IFR is the proportion of all infected people (including asymptomatic cases) who die from the infection. It differs from case fatality rate (CFR), which only counts confirmed cases. IFR is typically much lower than CFR because many infections are never diagnosed.
It is a simplified educational model built from published population-level data. Individual outcomes depend on variant circulation, prior infection history, timing of treatment, immune status, frailty, and many other factors that the worksheet cannot capture.
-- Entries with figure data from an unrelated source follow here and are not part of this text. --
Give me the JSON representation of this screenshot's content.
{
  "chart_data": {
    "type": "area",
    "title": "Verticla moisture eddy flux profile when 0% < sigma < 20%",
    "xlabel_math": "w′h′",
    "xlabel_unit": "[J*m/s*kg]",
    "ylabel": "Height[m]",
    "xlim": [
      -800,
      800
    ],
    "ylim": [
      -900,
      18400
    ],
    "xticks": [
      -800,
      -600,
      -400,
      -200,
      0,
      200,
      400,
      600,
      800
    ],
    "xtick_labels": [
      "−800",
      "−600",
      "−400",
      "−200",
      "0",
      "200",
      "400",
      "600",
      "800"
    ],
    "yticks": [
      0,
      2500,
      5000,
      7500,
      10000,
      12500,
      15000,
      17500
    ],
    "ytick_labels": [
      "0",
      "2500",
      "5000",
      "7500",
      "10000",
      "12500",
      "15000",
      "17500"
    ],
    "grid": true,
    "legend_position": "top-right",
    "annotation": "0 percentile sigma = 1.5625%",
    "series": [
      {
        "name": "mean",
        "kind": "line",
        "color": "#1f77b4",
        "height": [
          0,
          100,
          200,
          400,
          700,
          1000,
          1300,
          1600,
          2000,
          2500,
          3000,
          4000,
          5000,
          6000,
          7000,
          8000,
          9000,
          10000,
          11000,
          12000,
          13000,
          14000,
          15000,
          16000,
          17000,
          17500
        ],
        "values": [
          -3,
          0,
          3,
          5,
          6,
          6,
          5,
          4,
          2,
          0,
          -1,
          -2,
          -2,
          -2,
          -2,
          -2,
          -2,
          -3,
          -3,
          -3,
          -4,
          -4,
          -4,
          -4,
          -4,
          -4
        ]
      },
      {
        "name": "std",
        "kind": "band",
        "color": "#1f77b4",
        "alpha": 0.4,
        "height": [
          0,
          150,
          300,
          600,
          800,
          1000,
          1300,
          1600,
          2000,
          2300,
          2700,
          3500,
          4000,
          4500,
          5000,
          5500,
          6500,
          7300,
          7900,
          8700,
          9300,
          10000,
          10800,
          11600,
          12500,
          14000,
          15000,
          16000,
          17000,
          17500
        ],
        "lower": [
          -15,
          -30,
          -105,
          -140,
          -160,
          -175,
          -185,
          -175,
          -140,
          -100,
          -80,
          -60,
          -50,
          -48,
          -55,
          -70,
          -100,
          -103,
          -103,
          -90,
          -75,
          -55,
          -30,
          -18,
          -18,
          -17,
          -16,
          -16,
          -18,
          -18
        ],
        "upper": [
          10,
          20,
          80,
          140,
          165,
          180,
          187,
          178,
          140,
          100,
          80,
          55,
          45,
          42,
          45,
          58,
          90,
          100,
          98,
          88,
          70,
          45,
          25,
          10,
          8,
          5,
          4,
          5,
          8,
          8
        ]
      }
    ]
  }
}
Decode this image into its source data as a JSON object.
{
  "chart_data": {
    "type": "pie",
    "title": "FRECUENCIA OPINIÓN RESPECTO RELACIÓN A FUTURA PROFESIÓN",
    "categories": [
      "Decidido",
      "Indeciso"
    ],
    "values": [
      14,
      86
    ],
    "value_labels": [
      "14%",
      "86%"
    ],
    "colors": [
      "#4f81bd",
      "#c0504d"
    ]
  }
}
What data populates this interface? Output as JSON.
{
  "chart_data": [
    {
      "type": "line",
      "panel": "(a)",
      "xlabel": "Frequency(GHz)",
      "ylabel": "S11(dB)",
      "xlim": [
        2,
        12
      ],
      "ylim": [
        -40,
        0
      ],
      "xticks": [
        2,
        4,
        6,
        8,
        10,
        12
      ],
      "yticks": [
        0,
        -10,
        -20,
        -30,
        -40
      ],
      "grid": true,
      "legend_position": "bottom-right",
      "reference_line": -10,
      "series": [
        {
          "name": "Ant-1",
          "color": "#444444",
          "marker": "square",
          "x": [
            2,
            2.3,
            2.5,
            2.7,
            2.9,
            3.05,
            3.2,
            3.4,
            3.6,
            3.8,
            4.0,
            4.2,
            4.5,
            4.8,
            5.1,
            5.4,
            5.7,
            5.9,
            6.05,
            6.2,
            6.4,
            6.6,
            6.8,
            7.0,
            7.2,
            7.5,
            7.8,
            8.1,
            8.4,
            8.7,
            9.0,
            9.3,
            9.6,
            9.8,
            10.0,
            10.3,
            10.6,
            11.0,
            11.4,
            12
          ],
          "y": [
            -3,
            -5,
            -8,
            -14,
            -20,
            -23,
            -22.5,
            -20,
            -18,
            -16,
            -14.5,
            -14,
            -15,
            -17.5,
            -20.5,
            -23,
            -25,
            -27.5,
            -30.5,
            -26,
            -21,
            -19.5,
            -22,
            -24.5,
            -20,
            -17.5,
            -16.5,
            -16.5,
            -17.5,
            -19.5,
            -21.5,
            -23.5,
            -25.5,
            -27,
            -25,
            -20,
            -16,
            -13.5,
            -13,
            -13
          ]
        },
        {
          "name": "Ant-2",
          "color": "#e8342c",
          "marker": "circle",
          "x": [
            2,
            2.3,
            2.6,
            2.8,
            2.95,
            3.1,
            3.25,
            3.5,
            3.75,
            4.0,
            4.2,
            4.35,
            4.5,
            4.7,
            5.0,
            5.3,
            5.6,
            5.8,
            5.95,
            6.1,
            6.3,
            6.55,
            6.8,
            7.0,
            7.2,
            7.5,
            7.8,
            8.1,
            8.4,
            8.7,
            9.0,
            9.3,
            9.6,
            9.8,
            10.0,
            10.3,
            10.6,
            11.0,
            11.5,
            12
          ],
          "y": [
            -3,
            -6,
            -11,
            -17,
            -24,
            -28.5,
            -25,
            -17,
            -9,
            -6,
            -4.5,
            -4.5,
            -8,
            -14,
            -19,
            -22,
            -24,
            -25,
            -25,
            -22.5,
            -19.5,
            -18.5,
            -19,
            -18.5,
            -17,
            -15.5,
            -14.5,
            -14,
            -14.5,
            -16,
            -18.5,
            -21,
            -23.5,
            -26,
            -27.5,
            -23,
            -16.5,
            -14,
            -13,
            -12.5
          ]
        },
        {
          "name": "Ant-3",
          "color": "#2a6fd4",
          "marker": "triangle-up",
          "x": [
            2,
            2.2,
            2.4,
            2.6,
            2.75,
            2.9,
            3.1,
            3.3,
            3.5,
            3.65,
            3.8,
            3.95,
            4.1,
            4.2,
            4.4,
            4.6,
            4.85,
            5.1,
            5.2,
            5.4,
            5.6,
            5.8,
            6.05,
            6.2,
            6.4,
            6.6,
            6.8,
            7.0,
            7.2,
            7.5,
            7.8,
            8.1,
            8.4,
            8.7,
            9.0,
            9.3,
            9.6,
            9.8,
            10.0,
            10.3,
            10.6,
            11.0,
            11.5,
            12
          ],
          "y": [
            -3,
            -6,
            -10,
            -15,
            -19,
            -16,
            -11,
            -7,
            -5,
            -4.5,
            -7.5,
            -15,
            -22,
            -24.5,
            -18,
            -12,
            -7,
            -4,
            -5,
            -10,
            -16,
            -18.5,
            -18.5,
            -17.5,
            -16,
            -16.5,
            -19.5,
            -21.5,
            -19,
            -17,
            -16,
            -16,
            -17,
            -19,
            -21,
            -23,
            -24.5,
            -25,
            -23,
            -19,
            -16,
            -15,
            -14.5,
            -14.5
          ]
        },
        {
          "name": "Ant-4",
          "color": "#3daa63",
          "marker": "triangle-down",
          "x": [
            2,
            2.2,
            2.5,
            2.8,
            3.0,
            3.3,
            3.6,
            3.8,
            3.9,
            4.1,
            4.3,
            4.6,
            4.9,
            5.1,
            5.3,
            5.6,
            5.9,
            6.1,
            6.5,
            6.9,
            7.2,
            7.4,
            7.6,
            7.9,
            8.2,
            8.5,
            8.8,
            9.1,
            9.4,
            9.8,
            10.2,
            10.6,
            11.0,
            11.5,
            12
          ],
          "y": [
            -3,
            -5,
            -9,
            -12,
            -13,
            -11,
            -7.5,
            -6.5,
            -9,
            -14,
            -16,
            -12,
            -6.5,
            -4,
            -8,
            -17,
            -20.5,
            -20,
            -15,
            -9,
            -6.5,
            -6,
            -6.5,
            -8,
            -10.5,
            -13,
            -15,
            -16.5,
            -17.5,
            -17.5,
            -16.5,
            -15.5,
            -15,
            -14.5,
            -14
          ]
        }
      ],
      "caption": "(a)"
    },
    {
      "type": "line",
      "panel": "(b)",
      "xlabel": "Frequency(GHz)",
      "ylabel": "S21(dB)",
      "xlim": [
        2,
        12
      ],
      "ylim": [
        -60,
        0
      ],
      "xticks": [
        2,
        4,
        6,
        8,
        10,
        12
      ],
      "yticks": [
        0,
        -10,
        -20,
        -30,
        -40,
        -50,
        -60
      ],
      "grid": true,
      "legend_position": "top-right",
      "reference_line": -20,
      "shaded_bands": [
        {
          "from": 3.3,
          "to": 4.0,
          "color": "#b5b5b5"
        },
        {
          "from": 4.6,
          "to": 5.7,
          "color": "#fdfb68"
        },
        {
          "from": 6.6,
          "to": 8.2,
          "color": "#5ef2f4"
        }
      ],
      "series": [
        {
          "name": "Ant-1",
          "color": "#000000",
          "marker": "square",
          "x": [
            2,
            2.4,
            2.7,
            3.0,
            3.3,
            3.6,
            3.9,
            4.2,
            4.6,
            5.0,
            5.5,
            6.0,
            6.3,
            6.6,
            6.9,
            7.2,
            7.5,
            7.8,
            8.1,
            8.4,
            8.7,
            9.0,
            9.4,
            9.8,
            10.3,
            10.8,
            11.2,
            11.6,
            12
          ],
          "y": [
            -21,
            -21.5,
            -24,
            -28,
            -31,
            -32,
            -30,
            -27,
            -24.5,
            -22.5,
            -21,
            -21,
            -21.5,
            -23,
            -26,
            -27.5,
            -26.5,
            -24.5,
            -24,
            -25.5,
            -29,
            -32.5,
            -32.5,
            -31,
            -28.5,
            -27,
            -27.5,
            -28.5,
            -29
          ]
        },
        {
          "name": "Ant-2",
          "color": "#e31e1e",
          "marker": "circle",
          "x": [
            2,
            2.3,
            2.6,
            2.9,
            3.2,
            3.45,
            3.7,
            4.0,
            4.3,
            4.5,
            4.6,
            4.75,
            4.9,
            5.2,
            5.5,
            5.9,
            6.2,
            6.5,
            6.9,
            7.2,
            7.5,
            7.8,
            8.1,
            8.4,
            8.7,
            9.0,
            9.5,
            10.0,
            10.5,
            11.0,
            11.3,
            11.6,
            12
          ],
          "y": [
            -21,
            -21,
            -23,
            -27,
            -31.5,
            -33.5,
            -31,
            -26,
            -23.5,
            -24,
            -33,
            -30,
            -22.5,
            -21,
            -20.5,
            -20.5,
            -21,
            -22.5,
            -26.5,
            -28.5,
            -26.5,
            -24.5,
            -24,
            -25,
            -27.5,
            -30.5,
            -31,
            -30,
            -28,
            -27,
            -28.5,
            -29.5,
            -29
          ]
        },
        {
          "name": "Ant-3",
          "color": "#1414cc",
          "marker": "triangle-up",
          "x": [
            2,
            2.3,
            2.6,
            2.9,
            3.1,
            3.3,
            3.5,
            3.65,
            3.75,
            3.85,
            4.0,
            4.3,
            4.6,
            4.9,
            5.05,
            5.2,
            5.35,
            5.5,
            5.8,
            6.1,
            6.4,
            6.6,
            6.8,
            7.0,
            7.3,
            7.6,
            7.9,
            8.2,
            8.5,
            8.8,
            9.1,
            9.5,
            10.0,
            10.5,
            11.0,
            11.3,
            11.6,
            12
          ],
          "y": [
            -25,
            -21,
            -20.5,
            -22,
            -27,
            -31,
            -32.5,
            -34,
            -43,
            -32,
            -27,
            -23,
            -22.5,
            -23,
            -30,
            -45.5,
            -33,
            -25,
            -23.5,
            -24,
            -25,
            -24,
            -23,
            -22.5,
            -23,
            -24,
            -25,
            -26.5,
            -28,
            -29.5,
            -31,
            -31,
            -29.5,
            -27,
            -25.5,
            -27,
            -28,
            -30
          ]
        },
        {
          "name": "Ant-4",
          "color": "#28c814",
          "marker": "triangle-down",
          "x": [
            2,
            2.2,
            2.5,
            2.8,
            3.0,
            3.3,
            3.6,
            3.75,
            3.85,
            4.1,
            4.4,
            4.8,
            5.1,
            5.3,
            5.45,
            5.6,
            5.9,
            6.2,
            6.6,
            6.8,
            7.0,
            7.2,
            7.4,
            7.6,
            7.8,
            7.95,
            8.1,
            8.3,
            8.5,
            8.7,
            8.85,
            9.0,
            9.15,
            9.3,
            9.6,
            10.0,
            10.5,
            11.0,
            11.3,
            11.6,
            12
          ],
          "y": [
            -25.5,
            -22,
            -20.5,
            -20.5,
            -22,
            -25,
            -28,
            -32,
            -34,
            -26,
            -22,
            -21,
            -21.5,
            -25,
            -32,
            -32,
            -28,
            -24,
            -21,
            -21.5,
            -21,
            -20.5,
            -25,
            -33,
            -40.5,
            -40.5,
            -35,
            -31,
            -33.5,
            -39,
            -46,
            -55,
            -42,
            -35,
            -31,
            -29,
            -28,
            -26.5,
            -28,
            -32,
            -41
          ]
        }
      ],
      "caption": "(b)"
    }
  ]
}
The base IFR values are approximate and represent general risk. Specific variants may have different severity profiles. Omicron variants appear to have lower intrinsic severity than Delta, but the calculator's relative risk factors (age, vaccination, comorbidities) remain valid across variants.
Long COVID (Post-Acute Sequelae of SARS-CoV-2, or PASC) refers to symptoms persisting more than 12 weeks after initial infection. Common symptoms include fatigue, brain fog, shortness of breath, and exercise intolerance. Estimates suggest 5–15% of infections result in long COVID, with vaccination reducing risk by approximately 50%.
This page does not decide whether antiviral treatment is appropriate. Eligibility and treatment choice depend on symptoms, timing, drug interactions, kidney function, current guidance, and clinician review.
In this model, comorbidity risks are multiplicative. A patient with both diabetes (1.8×) and CKD (2.5×) has a combined multiplier of 4.5×. In reality, the interaction may be somewhat less than purely multiplicative, but having multiple conditions does substantially compound risk.